Interpreting results

Each query produces a result card in the history below the Query Builder. Results are shown newest first.

The estimate

If the causal effect is identifiable from your graph, you'll see:

  • Causal Effect Estimate — the point estimate (e.g., 0.73 for a probability, or 142.5 for an expected value)
  • Confidence Interval — the range within which the true effect likely falls (e.g., [0.68, 0.78])
  • Confidence Level — how confident the estimate is (e.g., 95%)
  • Estimation Method — the statistical method used
  • P-Value — the statistical significance of the estimate

The AI explanation

Below the numerical results, Cauzen generates a plain-language explanation of what the estimate means in the context of your question and data. This appears after a brief pause as the explanation is generated. Explanations and AI interpretations can include markdown formatting such as emphasis, lists, and bold text.
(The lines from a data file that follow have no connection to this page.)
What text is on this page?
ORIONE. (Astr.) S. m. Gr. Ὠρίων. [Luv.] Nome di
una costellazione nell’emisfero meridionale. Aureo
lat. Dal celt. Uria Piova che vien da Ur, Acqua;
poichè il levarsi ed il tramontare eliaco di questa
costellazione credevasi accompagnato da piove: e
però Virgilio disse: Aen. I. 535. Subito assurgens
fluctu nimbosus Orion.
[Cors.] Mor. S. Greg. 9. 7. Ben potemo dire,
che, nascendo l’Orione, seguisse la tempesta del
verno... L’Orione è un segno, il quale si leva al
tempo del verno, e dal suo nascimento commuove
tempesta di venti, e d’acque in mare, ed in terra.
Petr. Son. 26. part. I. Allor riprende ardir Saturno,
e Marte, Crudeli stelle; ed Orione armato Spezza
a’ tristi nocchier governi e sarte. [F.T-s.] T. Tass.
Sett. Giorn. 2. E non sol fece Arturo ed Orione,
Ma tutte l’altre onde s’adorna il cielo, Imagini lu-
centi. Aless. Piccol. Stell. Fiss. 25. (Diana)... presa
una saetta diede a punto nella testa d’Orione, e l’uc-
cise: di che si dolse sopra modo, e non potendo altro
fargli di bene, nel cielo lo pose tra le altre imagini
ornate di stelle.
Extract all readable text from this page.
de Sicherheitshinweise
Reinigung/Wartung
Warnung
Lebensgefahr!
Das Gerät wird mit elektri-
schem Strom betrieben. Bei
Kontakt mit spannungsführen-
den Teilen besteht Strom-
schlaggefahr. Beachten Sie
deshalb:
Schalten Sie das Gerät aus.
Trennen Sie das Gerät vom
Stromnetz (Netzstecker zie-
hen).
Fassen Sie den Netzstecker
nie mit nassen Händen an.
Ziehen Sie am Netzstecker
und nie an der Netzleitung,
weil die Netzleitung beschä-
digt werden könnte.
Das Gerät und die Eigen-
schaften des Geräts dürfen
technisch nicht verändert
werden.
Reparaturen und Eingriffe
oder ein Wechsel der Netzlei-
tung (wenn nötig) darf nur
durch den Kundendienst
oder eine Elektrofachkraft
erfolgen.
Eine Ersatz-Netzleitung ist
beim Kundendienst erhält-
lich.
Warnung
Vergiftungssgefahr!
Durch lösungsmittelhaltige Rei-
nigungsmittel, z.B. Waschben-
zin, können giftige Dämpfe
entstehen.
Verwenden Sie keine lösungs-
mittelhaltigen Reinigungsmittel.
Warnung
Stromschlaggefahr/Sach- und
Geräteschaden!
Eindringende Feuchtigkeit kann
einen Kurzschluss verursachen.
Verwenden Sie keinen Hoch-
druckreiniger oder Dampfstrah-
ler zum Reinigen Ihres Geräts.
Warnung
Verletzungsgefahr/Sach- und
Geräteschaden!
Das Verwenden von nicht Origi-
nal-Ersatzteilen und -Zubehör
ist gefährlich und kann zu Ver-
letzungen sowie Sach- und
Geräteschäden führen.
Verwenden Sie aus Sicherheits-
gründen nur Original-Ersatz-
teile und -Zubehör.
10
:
If explanation generation fails, the numeric estimate stays visible and Cauzen shows a notification instead of treating the whole result as failed.

Not identifiable

Sometimes the causal effect cannot be computed from the available graph. This happens when the graph structure doesn't provide enough information to isolate the causal pathway. If this occurs, Cauzen will tell you the effect is not identifiable and display the query expression.

To address this, review your causal graph in the Causal Modeling phase — you may be missing edges that encode relevant confounding relationships.

Identifiable but not estimable

Some effects are identifiable from the graph but cannot yet be estimated automatically. In that case, Cauzen shows the query expression, explains that automated estimation is not yet supported, and renders the symbolic estimand expression. It does not request an AI explanation because there is no numeric estimate to explain.

Result states

Each result card moves through the following states:

StateDescription
InterpretingCauzen is translating your natural language question
BuildingWaiting for you to review and confirm the query
EstimatingRunning the causal inference calculation
DoneResults are ready
ErrorSomething went wrong — the error message will explain what

If an error happens after a query has already been built, Cauzen keeps the Query Builder controls in the result card so you can adjust the query and try estimating again.

Query history

All queries from your current session are saved in the history below the Query Builder. You can scroll back through previous results at any time.

Causal inference results are only as reliable as your causal model. If your graph is missing important confounders or contains incorrect edges, the estimates may be misleading. Always validate results against domain knowledge.